Jumat, 30 April 2010

HIDUP HANYA UNTUK SESUAP NASI

Hidup di dunia ini memang butuh uang, meski uang bukan segalanya. fenomena kemiskinan yang melanda tidak hanya terjadi di satu kota saja tetapi juga melanda provinsi atau negara, dan di multi tempat. Untuk hidup, manusia butuh mata pencaharian dengan penghasilan sebagai kompensasinya. Namun bagaimana jika “meminta” dan “mengaku” sebagai orang miskin dijadikan sebagai profesi demi uang? Hidup ini memang begitu keras, sehingga berpura-pura pun dianggap halal.

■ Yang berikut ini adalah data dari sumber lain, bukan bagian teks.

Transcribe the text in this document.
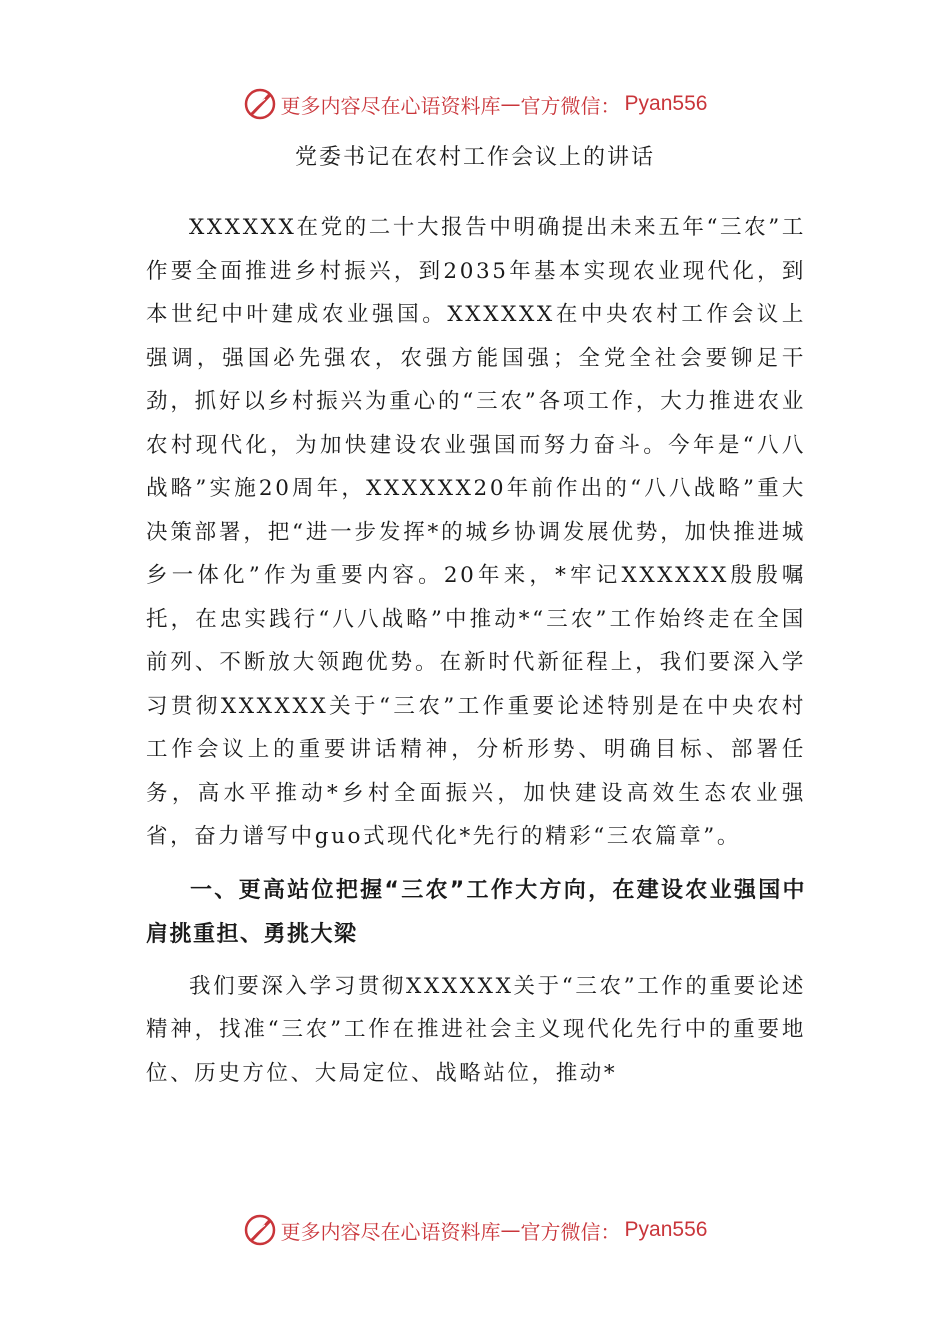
更多内容尽在心语资料库 — 官方微信： Pyan556
党委书记在农村工作会议上的讲话

XXXXXX在党的二十大报告中明确提出未来五年“三农”工作要全面推进乡村振兴，到2035年基本实现农业现代化，到本世纪中叶建成农业强国。XXXXXX在中央农村工作会议上强调，强国必先强农，农强方能国强；全党全社会要铆足干劲，抓好以乡村振兴为重心的“三农”各项工作，大力推进农业农村现代化，为加快建设农业强国而努力奋斗。今年是“八八战略”实施20周年，XXXXXX20年前作出的“八八战略”重大决策部署，把“进一步发挥*的城乡协调发展优势，加快推进城乡一体化”作为重要内容。20年来，*牢记XXXXXX殷殷嘱托，在忠实践行“八八战略”中推动*“三农”工作始终走在全国前列、不断放大领跑优势。在新时代新征程上，我们要深入学习贯彻XXXXXX关于“三农”工作重要论述特别是在中央农村工作会议上的重要讲话精神，分析形势、明确目标、部署任务，高水平推动*乡村全面振兴，加快建设高效生态农业强省，奋力谱写中guo式现代化*先行的精彩“三农篇章”。

一、更高站位把握“三农”工作大方向，在建设农业强国中肩挑重担、勇挑大梁

我们要深入学习贯彻XXXXXX关于“三农”工作的重要论述精神，找准“三农”工作在推进社会主义现代化先行中的重要地位、历史方位、大局定位、战略站位，推动*

更多内容尽在心语资料库 — 官方微信： Pyan556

Ketika malam menjelang dan tepat saya sedang makan diwarung lesehan pinggiran Malioboro. memang cukup banyak orang yang memanfaatkan dan mengambil kesempatan untuk bekerja menjadi apa saja. Entah itu pengamen, pelukis jalanan, tukang pijat refleksi, tukang becak, tukang baju, atau bahkan pengemis. Contohnya yang seperti saya jumpai, seorang bapak tua yang bernama Rahmad yang sudah 20 tahun berprofesi menjadi tukang becak di malioboro. Bapak yang mempunyai 3 orang anak yang masih kecil dan masih duduk di bangku SD ini tidak pernah mengeluh dan putus asa untuk memenuhi dan mencukupi kebutuhan keluarganya. Meskipun penghasilan yang didapatkan tiap harinya tidak pernah cukup, tetapi keluarga Pak Rahmad ini selalu bersyukur karena masih bisa memberi makan istri dan anak- anaknya.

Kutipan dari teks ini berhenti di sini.